Silver declines in anticipation of U.S. macroeconomic data

25 March 2024 58
Silver declines in anticipation of U.S. macroeconomic data

Silver prices moderately declined on Monday, interrupting a three-week rise and contrasting with gold's resilience, which reached record highs. This course of events emphasizes the peculiarities of silver's market position, which differs from gold's position.

While gold continues to find support from central banks, silver remains largely in the hands of smaller speculators and does not have the same level of demand. Last week raised doubts about the investment attractiveness of silver due to rising U.S. Treasury yields and a strengthening dollar.

Silver prices hit a one-month high on Thursday after Fed policymakers indicated a three-quarter percentage point easing of monetary policy by the end of 2024. This forecast came in contrast to recent high inflation readings in the U.S.

Traders now estimate a 74% probability of the U.S. central bank cutting rates in June, according to CME Group's FedWatch tool. Lower interest rates are keeping silver prices at high levels, lowering the opportunity cost of owning bullion.

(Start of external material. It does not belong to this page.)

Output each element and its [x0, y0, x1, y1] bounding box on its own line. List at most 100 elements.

This week, investors await U.S. Personal Consumption Expenditures (PCE) data on Friday to assess its impact on monetary policy and a possible U.S. rate cut. 

Silver quotes are in a broad tapering correction on the D1 timeframe. The price has pulled back from the resistance of this figure. While the markets are waiting for macroeconomic statistics, silver price may correct. Negative indicators of the Bears Power indicator (standard values) indicate a downward trend in prices.


The short-term outlook for Silver is to sell.

The target is at the level of 23.150.

Part of the profit should be fixed near the level of 24.000.

A Stop-loss should be placed at the level of 25.950.


The bearish trend has a short-term character, so the trade volume should not be more than 2% of your balance.

This content is for informational purposes only and is not intended to be investing advice.